Picture in your mind, and it shouldn’t take much imagination, a young boy participating in the priesthood function of the Sacrament. He lowers his head during the prayers and then gleefully hands out the water and bread to the congregation. Just like what happens every Sunday, he returns to the cloth covered table and sets down the silver trays he passed around the room. There is nothing unusual about the actions.
What is relatively different is the boy. He is far from unable to perform normal tasks, but his mental capacity is abnormally limited. During any other time he won’t sit still without trying to talk to whoever will lend him an ear. Despite his age, his thoughts and actions are far closer to a person younger than Priesthood age. Often he has to be kindly reminded his behavior is not appropriate, although lacking any serious disruptive nature.
The difference between the boy with the Sacrament tray and the same boy without it in his hand can be remarkable. You are almost awe struck by his sincere appreciation of the routine Priesthood function as you are his antics at other times. It is a reminder that the gifts and blessings of the Priesthood are beyond the people who are given the responsibilities.
While thinking of this boy, the response in Ether 12:26-27 the worries of Moroni that no one would take his writing seriously came to mind:
And when I had said this, the Lord spake unto me, saying: Fools mock, but they shall mourn; and my grace is sufficient for the meek, that they shall take no advantage of your weakness;
And if men come unto me I will show unto them their weakness. I give unto men weakness that they may be humble; and my grace is sufficient for all men that humble themselves before me; for if they humble themselves before me, and have faith in me, then will I make weak things become strong unto them.
Equally amazing is the care the other Priesthood boys give to him. I have never seen, at least in my limited Church exposure, any grief or mockery of his less than normal abilities. On the other hand, he does seem to have a “wicked” sense of good humor that makes it hard to not like him. I imagine, and have seen, that he can give equally what he can take as the saying goes. There are those with far more limitations.
It is to those with worse handicaps that I wonder what the Priesthood has done for them both in using and receiving. How much self-respect is gained by doing whatever they can to magnify callings? For instance, how wonderful it must be for someone without arms to still be able to do the Sacrament using prosthetic limbs.
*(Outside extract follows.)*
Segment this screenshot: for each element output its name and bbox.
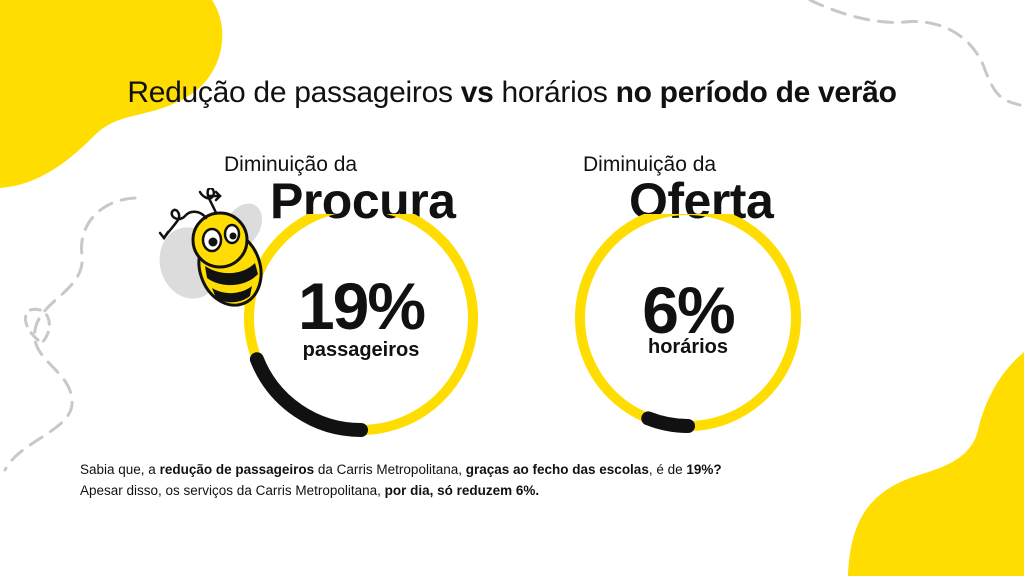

Each time they might be reminded what they don’t have, but yet also realize the special blessing of the Atonement that one day, as stated in Alma 40:17, “The soul shall be restored to the body, and the body to the soul; yea, and every limb and joint shall be restored to its body; yea, even a hair of the head shall not be lost; but all things shall be restored to their proper and perfect frame.”
To be honest, I am not sure what kinds of leeway is given when the Priesthood holder might not have all the physical or mental faculties. Giving a blessing to the sick can’t be easy when a deaf person must lay their hands on a head. What kind of guidance exists for different circumstances? It could be on an individual bases that such questions are addressed. That a Priesthood holder still does their duty no matter how hard the circumstance I imagine is a powerful spiritual experience.
Each of us have our own handicaps no matter how “perfect” in other areas we might seem. The Priesthood is far more than a perfunctory part of Latter-day Saint membership for males. Taking that for granted is pridefully ignoring the greatness bestowed to the undeserved mortals. Those who have it should, with faith and repentant hearts, constantly remind themselves it is for the Lord’s work and not any personal gratification. Women of all ages should express appreciation to the men of all ages for doing their duty when properly carried out. It can be a positive reinforcement of the value and responsibility given to them in the ordinations. Those less able to perform the functions of the Priesthood might understand better than anyone how precious the gift of serving others. I pondered while watching an extraordinary boy doing an extraordinary Priesthood function that has become ordinary; done properly, the Priesthood can transform people on both sides of its influence.